Adults returning to learning

The number of people taking courses is growing again

The number of people enrolling for adult education courses in England has increased by about 5% in a year.

Figures published by the government on Thursday show that in November last year, about 1.12m people were taking part in local education authority adult education courses, compared with about 1.06m the previous year.

However this figure is still lower than those for 1995 and 1996, when 1.15m and 1.23m people respectively were enrolled on courses.

Education and Employment Minister Baroness Blackstone said the latest increase of 53,000 was evidence of a growing interest in adult education.

Practical crafts and skills

And a spokesman for the Department for Education and Employment said it was partly due to the popularity of non-vocational subjects such as painting and writing workshops, and language classes.

Two thirds of all enrolments were on non-vocational courses, which do not lead to formal qualifications.

[ image: Baroness Blackstone:
Baroness Blackstone: "Some LEAs could attract more adult learners"
Practical crafts and skills was the most popular subject area, closely followed by physical education, sport and fitness.

The numbers of people taking courses were almost exactly split between those enrolled on daytime courses, and those taking daytime and evening courses.

Many more women than men were taking classes - men accounted for only a quarter of those enrolled on non-vocational courses, and 29% of those taking vocational courses.

'Golden opportunities'

And adult education was most popular in Greater London and the South East, where 3.9% of all adults aged between 19 and 59 were enrolled on a course.

The enrolment rate was lowest in Merseyside, where only 1.4% in this age group were taking classes.

Baroness Blackstone highlighted individual LEAs - Slough, Rutland, Rochdale and Hammersmith - where more than 6% of adults aged between 19 and 59 were enrolled in courses.

But she said other LEAs could do better. Some attracted less than 1% of adults in the age group to take part in adult education.

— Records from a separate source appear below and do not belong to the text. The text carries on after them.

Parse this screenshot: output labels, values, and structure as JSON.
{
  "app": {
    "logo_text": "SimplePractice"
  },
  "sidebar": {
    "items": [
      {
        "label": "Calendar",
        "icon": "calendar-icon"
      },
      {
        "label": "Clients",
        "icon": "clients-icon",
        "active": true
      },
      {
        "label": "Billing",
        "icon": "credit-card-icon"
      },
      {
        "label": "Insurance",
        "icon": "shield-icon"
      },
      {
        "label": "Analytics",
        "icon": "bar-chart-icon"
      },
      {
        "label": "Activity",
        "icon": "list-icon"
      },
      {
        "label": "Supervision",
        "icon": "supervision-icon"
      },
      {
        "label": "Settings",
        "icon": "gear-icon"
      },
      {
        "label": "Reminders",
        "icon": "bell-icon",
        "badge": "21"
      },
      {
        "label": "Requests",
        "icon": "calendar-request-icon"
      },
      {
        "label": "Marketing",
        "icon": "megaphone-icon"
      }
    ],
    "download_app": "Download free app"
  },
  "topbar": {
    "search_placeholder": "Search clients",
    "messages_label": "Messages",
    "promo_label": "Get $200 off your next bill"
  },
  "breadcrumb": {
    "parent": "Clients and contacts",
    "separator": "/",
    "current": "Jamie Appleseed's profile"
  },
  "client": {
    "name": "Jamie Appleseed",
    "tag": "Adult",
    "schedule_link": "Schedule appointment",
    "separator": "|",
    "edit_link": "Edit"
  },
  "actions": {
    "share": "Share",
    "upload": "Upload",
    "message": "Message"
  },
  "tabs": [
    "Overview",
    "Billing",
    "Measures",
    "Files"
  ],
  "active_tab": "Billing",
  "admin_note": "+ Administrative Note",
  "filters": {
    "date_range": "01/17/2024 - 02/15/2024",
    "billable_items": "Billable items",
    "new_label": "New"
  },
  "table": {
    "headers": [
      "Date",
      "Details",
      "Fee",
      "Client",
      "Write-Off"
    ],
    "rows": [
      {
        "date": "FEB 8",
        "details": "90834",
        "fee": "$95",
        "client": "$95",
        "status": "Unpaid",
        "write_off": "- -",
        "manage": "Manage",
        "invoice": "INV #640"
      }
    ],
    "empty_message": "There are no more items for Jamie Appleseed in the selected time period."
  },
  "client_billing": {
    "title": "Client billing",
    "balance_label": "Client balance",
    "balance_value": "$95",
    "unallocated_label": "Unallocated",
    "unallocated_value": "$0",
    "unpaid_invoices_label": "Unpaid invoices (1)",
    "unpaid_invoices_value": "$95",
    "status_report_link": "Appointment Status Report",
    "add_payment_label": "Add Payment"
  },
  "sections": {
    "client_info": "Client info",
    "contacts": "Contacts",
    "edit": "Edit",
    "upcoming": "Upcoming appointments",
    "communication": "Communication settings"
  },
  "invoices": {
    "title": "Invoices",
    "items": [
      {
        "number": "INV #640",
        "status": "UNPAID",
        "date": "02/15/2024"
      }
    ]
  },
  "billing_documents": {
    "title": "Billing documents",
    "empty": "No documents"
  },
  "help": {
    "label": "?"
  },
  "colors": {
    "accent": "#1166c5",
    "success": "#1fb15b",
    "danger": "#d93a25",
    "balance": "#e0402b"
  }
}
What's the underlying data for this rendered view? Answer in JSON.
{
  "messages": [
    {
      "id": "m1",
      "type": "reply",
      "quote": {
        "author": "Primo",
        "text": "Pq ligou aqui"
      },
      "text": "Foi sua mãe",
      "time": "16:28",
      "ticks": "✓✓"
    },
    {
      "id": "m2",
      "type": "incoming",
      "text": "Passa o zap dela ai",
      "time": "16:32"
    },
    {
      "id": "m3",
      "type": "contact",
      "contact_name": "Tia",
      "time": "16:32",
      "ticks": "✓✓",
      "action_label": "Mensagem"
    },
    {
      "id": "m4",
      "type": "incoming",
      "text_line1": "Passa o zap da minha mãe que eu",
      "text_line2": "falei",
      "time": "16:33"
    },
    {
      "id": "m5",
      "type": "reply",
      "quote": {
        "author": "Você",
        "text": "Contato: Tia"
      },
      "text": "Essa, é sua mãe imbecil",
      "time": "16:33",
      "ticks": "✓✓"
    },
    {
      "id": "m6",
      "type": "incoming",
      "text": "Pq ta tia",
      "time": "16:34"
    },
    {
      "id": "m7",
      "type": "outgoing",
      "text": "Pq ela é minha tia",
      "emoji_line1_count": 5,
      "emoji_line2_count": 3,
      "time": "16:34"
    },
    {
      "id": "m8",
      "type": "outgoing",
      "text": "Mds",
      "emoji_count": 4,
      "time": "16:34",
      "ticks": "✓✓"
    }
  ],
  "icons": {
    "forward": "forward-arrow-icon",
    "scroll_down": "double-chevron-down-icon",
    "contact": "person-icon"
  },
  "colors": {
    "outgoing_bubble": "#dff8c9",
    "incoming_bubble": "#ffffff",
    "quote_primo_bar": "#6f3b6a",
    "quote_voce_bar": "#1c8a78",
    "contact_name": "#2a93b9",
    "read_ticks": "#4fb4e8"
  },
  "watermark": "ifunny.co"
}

"Local authority-run courses can provide golden opportunities for adults to take their first step back to learning, become more effective at work, make good use of leisure time and enrich personal lives.

'Encouraging start'

"We are determined that people all over the country should have access to a proper range of local learning opportunities.

"This is an encouraging start, but we still want to encourage even greater participation."

The government was supporting adult education with £20m from the Adult and Community Learning Fund, she said.

It had also made an extra £9m available to enhance adult education opportunities.

And she said that the government's recent White Paper, Learning to Succeed, which outlined plans to reform post-16 learning outside universities in England, made clear that "adult and community-based learning is a vital part of our drive to build a learning society."

The new Learning and Skills Council, the national body under which post-16 education and training provision would merge, would work on increasing demand for adult learning.